Could you imagine buying real estate in San Diego in 1998. Selling it in 2003. And then getting to the above mentioned Sarasota Bradenton area, 3 months before the massive increase. All the while dopes in the media were telling you hundreds of reasons for not buying real estate. Initially it was prices have increased but interest rates are going to sky rocket. Then it was the Stock market will collapse and suck all the money out of real estate. There was crisis after crisis and reason after reason.
I can't see how any bear can possibly make money of the long haul. They're always looking for any bad news to justify a losing position. And as for this thread, the homebuilding and housing sector whalloped the major indices and interest rates didn't do squat.
Could you imagine buying spec. homes in Las Vegas, the hottest market in the country, only to find right after you bought that your builder is cutting prices on new construction by $100K because demand has slowed. All the while dopes in the media were telling you hundreds of reasons for not buying real estate.
Yes. Or better yet selling in 2005. Anyone that missed out on the boom just was not paying attention. However, in my opinion this is now over. Is there still money in the property game ? Sure. However just like the stock market bubble things going forward will require work and some smarts - for averagge returns. The days of shooting fish in a barrel are over. Anyone that is continuing to predict the same conditions in residential real estate over the next 2-3 years is blowing smoke ...

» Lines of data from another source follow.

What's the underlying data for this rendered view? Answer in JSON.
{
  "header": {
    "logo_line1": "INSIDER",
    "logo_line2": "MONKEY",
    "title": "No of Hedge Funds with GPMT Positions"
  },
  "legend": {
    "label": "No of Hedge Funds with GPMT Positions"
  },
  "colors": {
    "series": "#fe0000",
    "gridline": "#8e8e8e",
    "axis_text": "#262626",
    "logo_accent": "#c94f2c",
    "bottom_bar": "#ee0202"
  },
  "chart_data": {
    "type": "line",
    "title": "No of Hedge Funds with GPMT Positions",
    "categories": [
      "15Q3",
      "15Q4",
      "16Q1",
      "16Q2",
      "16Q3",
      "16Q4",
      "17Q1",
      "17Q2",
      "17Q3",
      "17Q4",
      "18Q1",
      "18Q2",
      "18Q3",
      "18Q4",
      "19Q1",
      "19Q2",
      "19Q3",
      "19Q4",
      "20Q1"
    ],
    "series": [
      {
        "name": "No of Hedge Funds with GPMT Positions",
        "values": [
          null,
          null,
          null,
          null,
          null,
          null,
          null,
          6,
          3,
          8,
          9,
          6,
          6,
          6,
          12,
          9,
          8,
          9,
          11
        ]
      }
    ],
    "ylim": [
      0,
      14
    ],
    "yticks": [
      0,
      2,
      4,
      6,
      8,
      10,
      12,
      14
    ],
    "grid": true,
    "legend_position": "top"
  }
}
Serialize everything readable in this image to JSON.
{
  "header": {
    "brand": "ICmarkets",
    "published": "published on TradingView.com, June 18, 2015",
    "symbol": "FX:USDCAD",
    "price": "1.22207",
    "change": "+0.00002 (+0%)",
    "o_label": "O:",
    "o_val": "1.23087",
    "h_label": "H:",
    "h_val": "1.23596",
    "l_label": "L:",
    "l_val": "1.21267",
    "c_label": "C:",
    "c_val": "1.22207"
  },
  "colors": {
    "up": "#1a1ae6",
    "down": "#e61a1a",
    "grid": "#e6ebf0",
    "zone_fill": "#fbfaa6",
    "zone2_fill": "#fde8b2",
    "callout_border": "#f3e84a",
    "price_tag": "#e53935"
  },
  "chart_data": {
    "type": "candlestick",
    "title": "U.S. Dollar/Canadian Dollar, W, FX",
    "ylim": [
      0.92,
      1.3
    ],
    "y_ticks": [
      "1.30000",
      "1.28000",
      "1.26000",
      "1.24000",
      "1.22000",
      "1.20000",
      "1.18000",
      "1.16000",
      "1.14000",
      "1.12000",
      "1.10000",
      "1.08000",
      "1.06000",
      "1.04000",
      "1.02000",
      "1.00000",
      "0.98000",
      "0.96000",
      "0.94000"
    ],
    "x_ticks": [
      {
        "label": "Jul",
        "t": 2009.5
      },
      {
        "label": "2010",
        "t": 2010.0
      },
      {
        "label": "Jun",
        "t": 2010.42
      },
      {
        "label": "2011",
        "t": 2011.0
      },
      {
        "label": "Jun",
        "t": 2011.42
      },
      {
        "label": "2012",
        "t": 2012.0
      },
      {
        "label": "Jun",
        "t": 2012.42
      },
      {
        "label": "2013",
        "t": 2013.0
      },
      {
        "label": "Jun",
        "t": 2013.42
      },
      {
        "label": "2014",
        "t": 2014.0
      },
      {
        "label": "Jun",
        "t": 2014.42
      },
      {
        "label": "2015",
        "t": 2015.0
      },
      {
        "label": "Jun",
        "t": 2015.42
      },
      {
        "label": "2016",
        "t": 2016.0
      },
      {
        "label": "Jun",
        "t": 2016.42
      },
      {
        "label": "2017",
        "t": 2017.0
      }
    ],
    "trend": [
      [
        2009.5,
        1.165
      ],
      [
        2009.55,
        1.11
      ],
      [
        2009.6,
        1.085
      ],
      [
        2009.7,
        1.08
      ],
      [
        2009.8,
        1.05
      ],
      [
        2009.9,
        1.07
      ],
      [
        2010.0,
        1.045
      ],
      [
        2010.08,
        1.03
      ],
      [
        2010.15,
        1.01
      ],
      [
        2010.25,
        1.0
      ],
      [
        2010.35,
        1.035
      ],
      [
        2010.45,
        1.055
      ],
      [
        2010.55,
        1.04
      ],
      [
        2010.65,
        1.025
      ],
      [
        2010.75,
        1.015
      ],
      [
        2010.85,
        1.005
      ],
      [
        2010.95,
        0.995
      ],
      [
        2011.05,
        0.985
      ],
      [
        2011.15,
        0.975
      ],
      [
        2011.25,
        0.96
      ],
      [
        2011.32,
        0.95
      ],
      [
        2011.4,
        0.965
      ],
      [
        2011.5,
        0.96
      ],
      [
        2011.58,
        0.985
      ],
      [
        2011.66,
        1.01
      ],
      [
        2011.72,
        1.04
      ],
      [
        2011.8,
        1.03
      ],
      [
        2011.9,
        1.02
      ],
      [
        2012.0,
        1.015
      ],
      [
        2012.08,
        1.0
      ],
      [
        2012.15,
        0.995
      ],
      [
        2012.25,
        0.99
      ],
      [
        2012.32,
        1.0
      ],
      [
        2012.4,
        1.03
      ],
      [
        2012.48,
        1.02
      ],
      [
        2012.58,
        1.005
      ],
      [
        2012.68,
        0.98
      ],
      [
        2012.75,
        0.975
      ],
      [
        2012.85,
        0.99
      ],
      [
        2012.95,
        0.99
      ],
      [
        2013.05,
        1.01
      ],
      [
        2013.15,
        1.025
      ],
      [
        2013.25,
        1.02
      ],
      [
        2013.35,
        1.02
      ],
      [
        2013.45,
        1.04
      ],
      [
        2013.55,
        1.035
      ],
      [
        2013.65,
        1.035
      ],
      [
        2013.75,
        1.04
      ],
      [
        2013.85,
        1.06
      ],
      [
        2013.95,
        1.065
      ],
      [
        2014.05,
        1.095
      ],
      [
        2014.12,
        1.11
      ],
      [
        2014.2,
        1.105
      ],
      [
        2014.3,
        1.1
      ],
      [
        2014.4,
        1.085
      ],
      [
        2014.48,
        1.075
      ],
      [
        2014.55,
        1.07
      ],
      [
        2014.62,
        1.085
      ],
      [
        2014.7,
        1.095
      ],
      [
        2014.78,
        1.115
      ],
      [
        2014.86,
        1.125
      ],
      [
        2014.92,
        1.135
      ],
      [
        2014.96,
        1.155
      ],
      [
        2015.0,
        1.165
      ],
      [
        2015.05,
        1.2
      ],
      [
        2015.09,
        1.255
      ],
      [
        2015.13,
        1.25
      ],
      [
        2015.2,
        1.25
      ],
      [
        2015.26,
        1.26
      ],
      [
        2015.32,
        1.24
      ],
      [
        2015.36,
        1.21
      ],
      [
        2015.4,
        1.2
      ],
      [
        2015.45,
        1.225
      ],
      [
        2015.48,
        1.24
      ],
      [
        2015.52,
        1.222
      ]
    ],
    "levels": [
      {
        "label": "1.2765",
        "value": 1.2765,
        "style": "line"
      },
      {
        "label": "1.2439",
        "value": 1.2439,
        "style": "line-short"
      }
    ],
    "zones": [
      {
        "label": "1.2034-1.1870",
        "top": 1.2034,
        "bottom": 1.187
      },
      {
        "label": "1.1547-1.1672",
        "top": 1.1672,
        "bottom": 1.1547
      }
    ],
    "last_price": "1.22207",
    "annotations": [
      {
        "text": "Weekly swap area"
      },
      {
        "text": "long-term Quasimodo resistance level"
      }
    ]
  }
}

The last downturn in real estate was precipitated by the crash in commercial real estate...late 1980's. Everyone thinks it was residential, but it wasn't. After the Tax Reform Act, a lot of deals no longer made sense. On top of that, commercial developers all had the same idea at the same time so you had way more project's than could be supported coming on the market at the same time. (Hmmmm, does Las Vegas Condo market come to mind?). So, what happens in cash crunch? Sell bonds, sell stocks, sell commodities, sell everything, 'cus you're broke!